Sean was anxious about publicity. Would there be more, he asked, hoping the question didn’t sound ungrateful, then saw that it did. Hot as metal, a flush burned his cheeks.
‘Have some decency!’ he told himself. ‘Keep your gob shut!’ Aloud he attempted to withdraw the query but heard his voice blab out of control, making things worse. ‘I … it’s not the publicity itself, but …’ He had no idea how to ask for the enli
ghtenment he craved.
‘Well that’s not my province. However …’ The solicitor glanced out the window, then back at Sean and paused. The will, he said at last, would have to be published in the newspaper. There was no getting around that. It was the law. When Sean asked how the case would be if he said no to the legacy, Mr Lynch noted that a refusal would not make the matter less public.
‘It might make it more so!’
Mr Lynch’s spectacles shone, and when he dipped his head to stare over them, his gaze doubled. ‘Four eyes’, thought Sean idly. A refusal, said the lawyer, would excite comment. Busying himself with papers, he imposed another pause.
This one had a suppressed hum. It was sly: the sort you got in towns like this, in out-of-season pubs while drinkers stared into the black of their pints and dreamed up slanders. Jokes. Hurtful gossip about – never mind about what! With luck, Lynch was thinking less of slanders than of how to fend them off. That surely must be a lawyer’s job, and he looked just the man to do it. Judging by this office – the glass! The pale wood! The space! – he’d got his hands on some of the money now pouring into the county thanks to the tourist boom and grants to big farmers. Sean had seen none of it. But once he got going with his market garden – an idea of Father Cronin’s – he could sell with profit to those who had. Not all of Cronin’s enthusiasms had been in step with the times, but this one was shrewd. Almost four years ago, while here on a flying visit, he had dropped off a stack of seed catalogues along with samples and advice that had proven spot-on.
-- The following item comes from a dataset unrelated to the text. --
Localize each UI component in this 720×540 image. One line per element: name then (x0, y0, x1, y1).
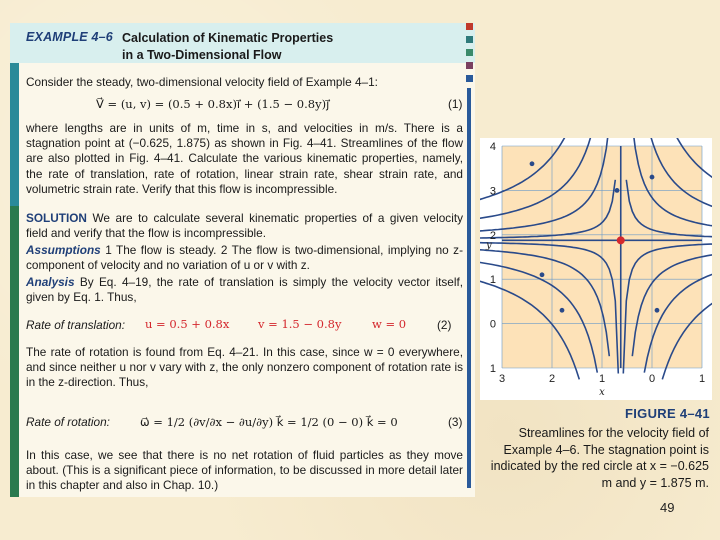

‘Your farm’s too small for livestock,’ he’d told Sean. ‘That’s why your Dad could never make a go of it. But have you thought of draining the lower field and putting up polythene tunnels? There are markets now for fresh vegetables.’
How had he known that? He wasn’t even living here any more! He was alert. That was how! Concerned. Interested! A lovely, lively man! And look what thanks he got. Poor Father Tim! He’d put himself out for people – and come a cropper. But he’d been right about the markets. Customers were ready to fork out and pay fancy prices for novelties: lamb’s lettuce and wild rocket. Chicory, artichokes, mangetout and fennel. Endive and radicchio. Baby marrows. Anything out of the ordinary. The plants thrived in the raised beds of rich mud which Sean had reclaimed from the lake, and already he was sending deliveries to three towns. By bus. With a van he’d be able to go further afield. Posh restaurants were springing up like mushrooms.